"What giants?" Asked Sancho Panza."The ones you can see over there," answered his master, "with the huge arms, some of which are very nearly two leagues long." "Now look, your grace," said Sancho, "what you see over there aren't giants, but windmills, and what seems to be arms are just their sails, that go around in the wind and turn the millstone." ― Miguel de Cervantes, Don Quixote
What we do, rather than what we think, or imagine is the truest expression of who we are; the person we are becoming, by learning from our daily experiences living in fulfilment of our true self, always present asking us to listen to His words encouraging us to let Him lead us through life's journey of self discovery.
You can't keep your true self hidden forever; before long you'll be exposed. You can't hide behind a religious mask forever; sooner or later the mask will slip and your true face will be known. ~ Luke 12:2
Literature's hero narratives remind their readers that life's journey is a daily learning lesson illustrating the pitfalls of believing that our superficial image is all there is, and that reaching within is nothing more than a day dream, an imaginary quest into nothingness. Whereas the experienced pioneer of life's dramas learns from their bitter struggles that our true is only known when trusting and implementing His wise words guiding us along the road best taken.

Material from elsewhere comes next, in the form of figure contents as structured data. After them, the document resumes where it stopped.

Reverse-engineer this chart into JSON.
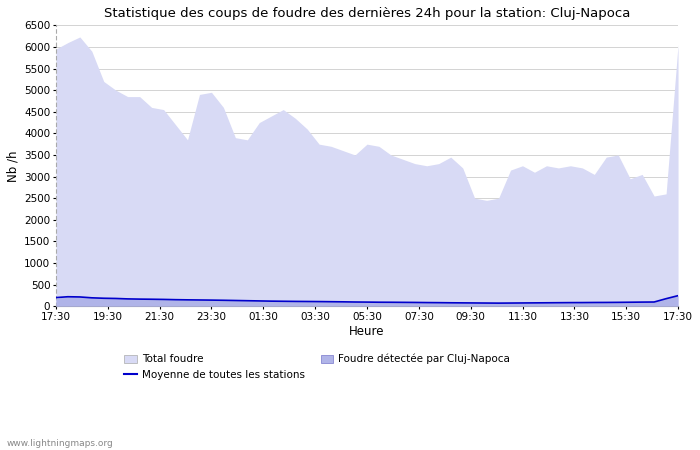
{
  "title": "Statistique des coups de foudre des dernières 24h pour la station: Cluj-Napoca",
  "ylabel": "Nb /h",
  "xlabel": "Heure",
  "watermark": "www.lightningmaps.org",
  "ylim": [
    0,
    6500
  ],
  "yticks": [
    0,
    500,
    1000,
    1500,
    2000,
    2500,
    3000,
    3500,
    4000,
    4500,
    5000,
    5500,
    6000,
    6500
  ],
  "xtick_labels": [
    "17:30",
    "19:30",
    "21:30",
    "23:30",
    "01:30",
    "03:30",
    "05:30",
    "07:30",
    "09:30",
    "11:30",
    "13:30",
    "15:30",
    "17:30"
  ],
  "total_foudre_color": "#d8daf5",
  "cluj_color": "#b0b4e8",
  "moyenne_color": "#0000cc",
  "background_color": "#ffffff",
  "grid_color": "#cccccc",
  "total_foudre": [
    5950,
    6100,
    6230,
    5900,
    5200,
    5000,
    4850,
    4850,
    4600,
    4550,
    4200,
    3850,
    4900,
    4950,
    4600,
    3900,
    3850,
    4250,
    4400,
    4550,
    4350,
    4100,
    3750,
    3700,
    3600,
    3500,
    3750,
    3700,
    3500,
    3400,
    3300,
    3250,
    3300,
    3450,
    3200,
    2500,
    2450,
    2500,
    3150,
    3250,
    3100,
    3250,
    3200,
    3250,
    3200,
    3050,
    3450,
    3500,
    2950,
    3050,
    2550,
    2600,
    6050
  ],
  "cluj_napoca": [
    180,
    230,
    220,
    200,
    190,
    185,
    175,
    170,
    165,
    160,
    155,
    150,
    148,
    145,
    140,
    135,
    130,
    125,
    120,
    118,
    115,
    112,
    110,
    108,
    105,
    100,
    98,
    95,
    95,
    93,
    90,
    88,
    85,
    83,
    80,
    78,
    75,
    73,
    75,
    78,
    80,
    82,
    83,
    85,
    87,
    88,
    90,
    92,
    95,
    98,
    100,
    180,
    250
  ],
  "moyenne": [
    200,
    220,
    215,
    195,
    185,
    180,
    170,
    165,
    162,
    158,
    152,
    148,
    145,
    142,
    138,
    133,
    128,
    123,
    118,
    115,
    112,
    110,
    108,
    105,
    102,
    98,
    96,
    93,
    92,
    90,
    88,
    85,
    83,
    80,
    78,
    76,
    74,
    72,
    74,
    76,
    78,
    80,
    82,
    84,
    85,
    87,
    88,
    90,
    93,
    96,
    98,
    175,
    245
  ]
}
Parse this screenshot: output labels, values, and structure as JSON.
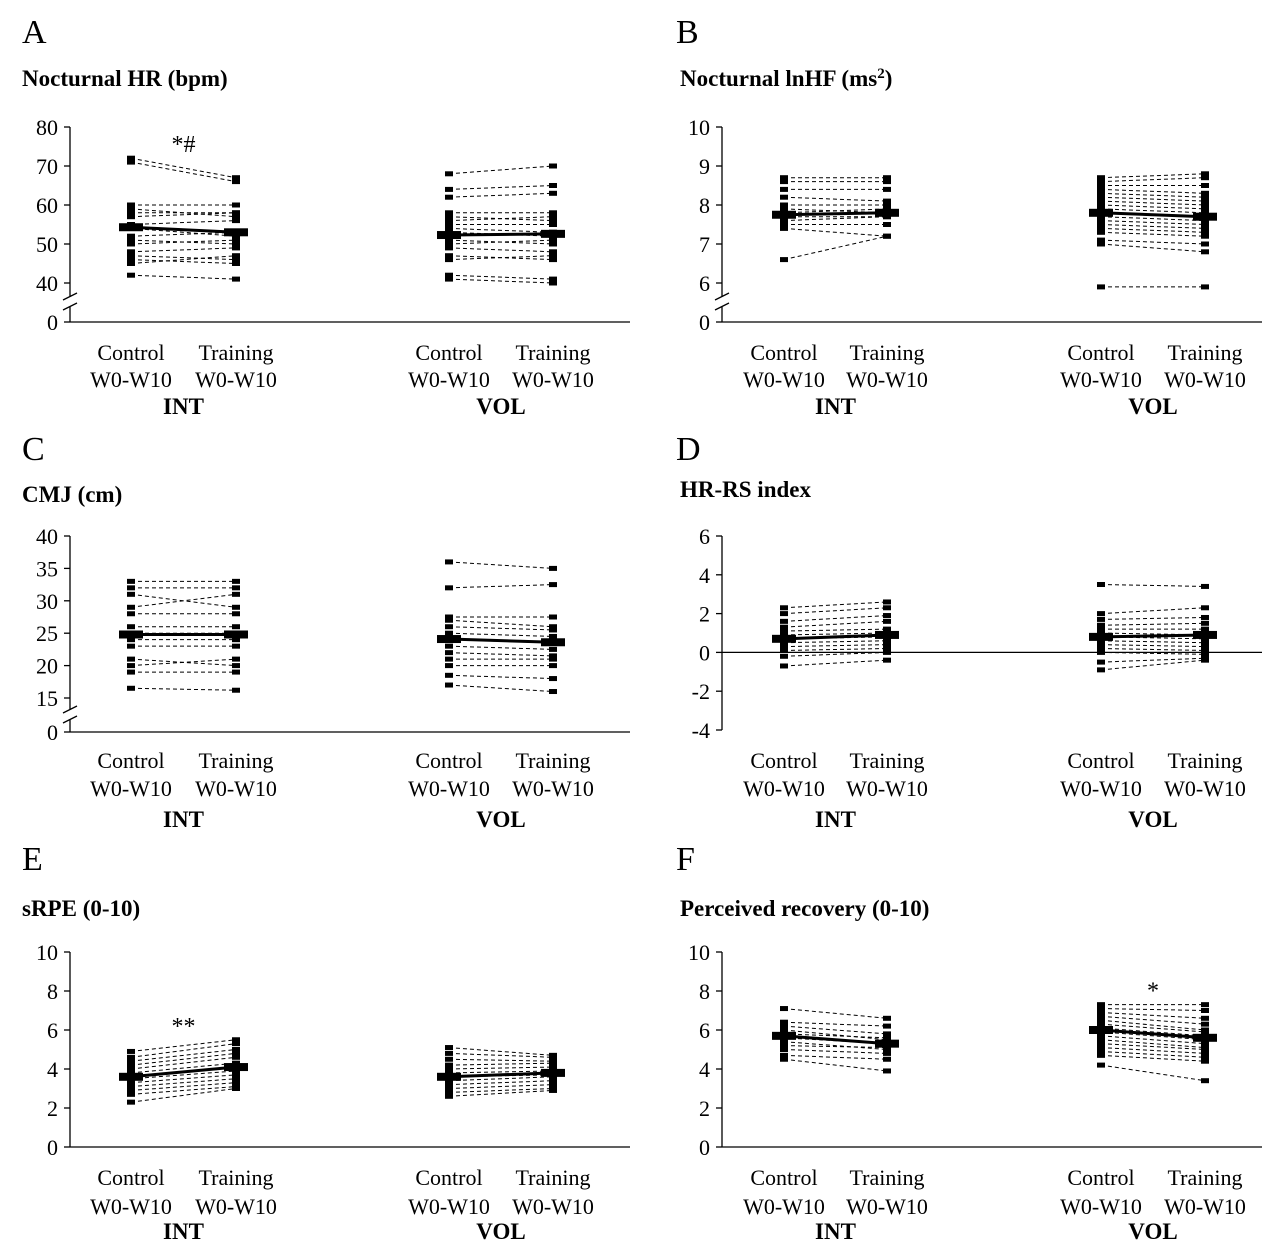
{
  "chart_data": [
    {
      "letter": "A",
      "title": "Nocturnal HR (bpm)",
      "type": "line",
      "yticks": [
        40,
        50,
        60,
        70,
        80
      ],
      "ylim": [
        40,
        80
      ],
      "zero_label": "0",
      "axis_break": true,
      "zero_line": false,
      "conditions": [
        {
          "label1": "Control",
          "label2": "W0-W10"
        },
        {
          "label1": "Training",
          "label2": "W0-W10"
        }
      ],
      "groups": [
        {
          "name": "INT",
          "series": [
            [
              72,
              67
            ],
            [
              71,
              66
            ],
            [
              60,
              60
            ],
            [
              59,
              57
            ],
            [
              58,
              58
            ],
            [
              57,
              58
            ],
            [
              55,
              56
            ],
            [
              54,
              52
            ],
            [
              52,
              53
            ],
            [
              51,
              50
            ],
            [
              50,
              51
            ],
            [
              48,
              49
            ],
            [
              47,
              46
            ],
            [
              46,
              45
            ],
            [
              45,
              47
            ],
            [
              42,
              41
            ]
          ],
          "mean": [
            54.3,
            53
          ],
          "annotation": "*#"
        },
        {
          "name": "VOL",
          "series": [
            [
              68,
              70
            ],
            [
              64,
              65
            ],
            [
              62,
              63
            ],
            [
              58,
              58
            ],
            [
              57,
              56
            ],
            [
              56,
              57
            ],
            [
              55,
              55
            ],
            [
              54,
              53
            ],
            [
              53,
              52
            ],
            [
              52,
              53
            ],
            [
              51,
              50
            ],
            [
              50,
              51
            ],
            [
              49,
              48
            ],
            [
              47,
              46
            ],
            [
              46,
              47
            ],
            [
              42,
              41
            ],
            [
              41,
              40
            ]
          ],
          "mean": [
            52.3,
            52.6
          ],
          "annotation": ""
        }
      ]
    },
    {
      "letter": "B",
      "title": "Nocturnal lnHF (ms",
      "title_sup": "2",
      "title_end": ")",
      "type": "line",
      "yticks": [
        6,
        7,
        8,
        9,
        10
      ],
      "ylim": [
        6,
        10
      ],
      "zero_label": "0",
      "axis_break": true,
      "zero_line": false,
      "conditions": [
        {
          "label1": "Control",
          "label2": "W0-W10"
        },
        {
          "label1": "Training",
          "label2": "W0-W10"
        }
      ],
      "groups": [
        {
          "name": "INT",
          "series": [
            [
              8.7,
              8.7
            ],
            [
              8.6,
              8.6
            ],
            [
              8.4,
              8.4
            ],
            [
              8.2,
              8.1
            ],
            [
              8.0,
              8.0
            ],
            [
              7.9,
              7.8
            ],
            [
              7.8,
              7.9
            ],
            [
              7.7,
              7.7
            ],
            [
              7.6,
              7.7
            ],
            [
              7.5,
              7.5
            ],
            [
              7.4,
              7.2
            ],
            [
              6.6,
              7.2
            ]
          ],
          "mean": [
            7.75,
            7.8
          ],
          "annotation": ""
        },
        {
          "name": "VOL",
          "series": [
            [
              8.7,
              8.8
            ],
            [
              8.6,
              8.7
            ],
            [
              8.5,
              8.5
            ],
            [
              8.4,
              8.3
            ],
            [
              8.3,
              8.2
            ],
            [
              8.2,
              8.1
            ],
            [
              8.1,
              8.0
            ],
            [
              8.0,
              7.9
            ],
            [
              7.9,
              7.8
            ],
            [
              7.8,
              7.7
            ],
            [
              7.7,
              7.6
            ],
            [
              7.6,
              7.5
            ],
            [
              7.5,
              7.4
            ],
            [
              7.4,
              7.3
            ],
            [
              7.3,
              7.2
            ],
            [
              7.1,
              7.0
            ],
            [
              7.0,
              6.8
            ],
            [
              5.9,
              5.9
            ]
          ],
          "mean": [
            7.8,
            7.7
          ],
          "annotation": ""
        }
      ]
    },
    {
      "letter": "C",
      "title": "CMJ (cm)",
      "type": "line",
      "yticks": [
        15,
        20,
        25,
        30,
        35,
        40
      ],
      "ylim": [
        15,
        40
      ],
      "zero_label": "0",
      "axis_break": true,
      "zero_line": false,
      "conditions": [
        {
          "label1": "Control",
          "label2": "W0-W10"
        },
        {
          "label1": "Training",
          "label2": "W0-W10"
        }
      ],
      "groups": [
        {
          "name": "INT",
          "series": [
            [
              33,
              33
            ],
            [
              32,
              32
            ],
            [
              31,
              29
            ],
            [
              29,
              31
            ],
            [
              28,
              28
            ],
            [
              26,
              26
            ],
            [
              25,
              25
            ],
            [
              24,
              24
            ],
            [
              23,
              23
            ],
            [
              21,
              20
            ],
            [
              20,
              21
            ],
            [
              19,
              19
            ],
            [
              16.5,
              16.2
            ]
          ],
          "mean": [
            24.8,
            24.8
          ],
          "annotation": ""
        },
        {
          "name": "VOL",
          "series": [
            [
              36,
              35
            ],
            [
              32,
              32.5
            ],
            [
              27.5,
              27.5
            ],
            [
              27,
              26
            ],
            [
              26,
              25.5
            ],
            [
              25,
              24.5
            ],
            [
              24,
              23.5
            ],
            [
              23,
              22.5
            ],
            [
              22,
              21.5
            ],
            [
              21,
              21
            ],
            [
              20,
              20
            ],
            [
              18.5,
              18
            ],
            [
              17,
              16
            ]
          ],
          "mean": [
            24.1,
            23.6
          ],
          "annotation": ""
        }
      ]
    },
    {
      "letter": "D",
      "title": "HR-RS index",
      "type": "line",
      "yticks": [
        -4,
        -2,
        0,
        2,
        4,
        6
      ],
      "ylim": [
        -4,
        6
      ],
      "zero_label": "",
      "axis_break": false,
      "zero_line": true,
      "conditions": [
        {
          "label1": "Control",
          "label2": "W0-W10"
        },
        {
          "label1": "Training",
          "label2": "W0-W10"
        }
      ],
      "groups": [
        {
          "name": "INT",
          "series": [
            [
              2.3,
              2.6
            ],
            [
              2.0,
              2.3
            ],
            [
              1.6,
              1.9
            ],
            [
              1.3,
              1.6
            ],
            [
              1.1,
              1.2
            ],
            [
              0.9,
              1.0
            ],
            [
              0.7,
              0.8
            ],
            [
              0.5,
              0.6
            ],
            [
              0.3,
              0.4
            ],
            [
              0.1,
              0.2
            ],
            [
              -0.2,
              0.0
            ],
            [
              -0.7,
              -0.4
            ]
          ],
          "mean": [
            0.7,
            0.9
          ],
          "annotation": ""
        },
        {
          "name": "VOL",
          "series": [
            [
              3.5,
              3.4
            ],
            [
              2.0,
              2.3
            ],
            [
              1.7,
              1.8
            ],
            [
              1.4,
              1.5
            ],
            [
              1.2,
              1.2
            ],
            [
              1.0,
              0.9
            ],
            [
              0.8,
              0.7
            ],
            [
              0.6,
              0.5
            ],
            [
              0.4,
              0.3
            ],
            [
              0.2,
              0.1
            ],
            [
              0.0,
              -0.1
            ],
            [
              -0.5,
              -0.3
            ],
            [
              -0.9,
              -0.4
            ]
          ],
          "mean": [
            0.8,
            0.9
          ],
          "annotation": ""
        }
      ]
    },
    {
      "letter": "E",
      "title": "sRPE (0-10)",
      "type": "line",
      "yticks": [
        0,
        2,
        4,
        6,
        8,
        10
      ],
      "ylim": [
        0,
        10
      ],
      "zero_label": "",
      "axis_break": false,
      "zero_line": false,
      "conditions": [
        {
          "label1": "Control",
          "label2": "W0-W10"
        },
        {
          "label1": "Training",
          "label2": "W0-W10"
        }
      ],
      "groups": [
        {
          "name": "INT",
          "series": [
            [
              4.9,
              5.5
            ],
            [
              4.6,
              5.3
            ],
            [
              4.4,
              5.0
            ],
            [
              4.2,
              4.8
            ],
            [
              4.0,
              4.6
            ],
            [
              3.8,
              4.3
            ],
            [
              3.6,
              4.1
            ],
            [
              3.5,
              3.9
            ],
            [
              3.3,
              3.7
            ],
            [
              3.1,
              3.5
            ],
            [
              2.9,
              3.3
            ],
            [
              2.7,
              3.1
            ],
            [
              2.3,
              3.0
            ]
          ],
          "mean": [
            3.6,
            4.1
          ],
          "annotation": "**"
        },
        {
          "name": "VOL",
          "series": [
            [
              5.1,
              4.7
            ],
            [
              4.8,
              4.6
            ],
            [
              4.5,
              4.4
            ],
            [
              4.2,
              4.3
            ],
            [
              4.0,
              4.1
            ],
            [
              3.8,
              3.9
            ],
            [
              3.6,
              3.7
            ],
            [
              3.4,
              3.6
            ],
            [
              3.2,
              3.4
            ],
            [
              3.0,
              3.2
            ],
            [
              2.8,
              3.0
            ],
            [
              2.6,
              2.9
            ]
          ],
          "mean": [
            3.6,
            3.8
          ],
          "annotation": ""
        }
      ]
    },
    {
      "letter": "F",
      "title": "Perceived recovery (0-10)",
      "type": "line",
      "yticks": [
        0,
        2,
        4,
        6,
        8,
        10
      ],
      "ylim": [
        0,
        10
      ],
      "zero_label": "",
      "axis_break": false,
      "zero_line": false,
      "conditions": [
        {
          "label1": "Control",
          "label2": "W0-W10"
        },
        {
          "label1": "Training",
          "label2": "W0-W10"
        }
      ],
      "groups": [
        {
          "name": "INT",
          "series": [
            [
              7.1,
              6.6
            ],
            [
              6.4,
              6.2
            ],
            [
              6.2,
              5.8
            ],
            [
              6.0,
              5.5
            ],
            [
              5.8,
              5.6
            ],
            [
              5.6,
              5.3
            ],
            [
              5.4,
              5.0
            ],
            [
              5.2,
              5.1
            ],
            [
              5.0,
              4.8
            ],
            [
              4.7,
              4.5
            ],
            [
              4.5,
              3.9
            ]
          ],
          "mean": [
            5.7,
            5.3
          ],
          "annotation": ""
        },
        {
          "name": "VOL",
          "series": [
            [
              7.3,
              7.3
            ],
            [
              7.1,
              7.0
            ],
            [
              6.9,
              6.6
            ],
            [
              6.7,
              6.3
            ],
            [
              6.5,
              6.0
            ],
            [
              6.3,
              5.9
            ],
            [
              6.1,
              5.7
            ],
            [
              5.9,
              5.5
            ],
            [
              5.7,
              5.3
            ],
            [
              5.5,
              5.1
            ],
            [
              5.3,
              5.0
            ],
            [
              5.1,
              4.8
            ],
            [
              4.9,
              4.6
            ],
            [
              4.7,
              4.4
            ],
            [
              4.2,
              3.4
            ]
          ],
          "mean": [
            6.0,
            5.6
          ],
          "annotation": "*"
        }
      ]
    }
  ]
}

Your real, new self (which is Christ's and also yours, and yours just because it is His) will not come as long as you are looking for it. It will come when you are looking for Him. Does that sound strange? The same principle holds, you know, for more everyday matters. Even in social life, you will never make a good impression on other people until you stop thinking about what sort of impression you are making. Even in literature and art, no man who bothers about originality will ever be original whereas if you simply try to tell the truth (without caring twopence how often it has been told before) you will, nine times out of ten, become original without ever having noticed it. The principle runs through all life from top to bottom, Give up yourself, and you will find your real self. Lose your life and you will save it. Submit to death, death of your ambitions and favourite wishes every day and death of your whole body in the end submit with every fibre of your being, and you will find eternal life. Keep back nothing. Nothing that you have not given away will be really yours. Nothing in you that has not died will ever be raised from the dead. Look for yourself, and you will find in the long run only hatred, loneliness, despair, rage, ruin, and decay. But look for Christ and you will find Him, and with Him everything else thrown in.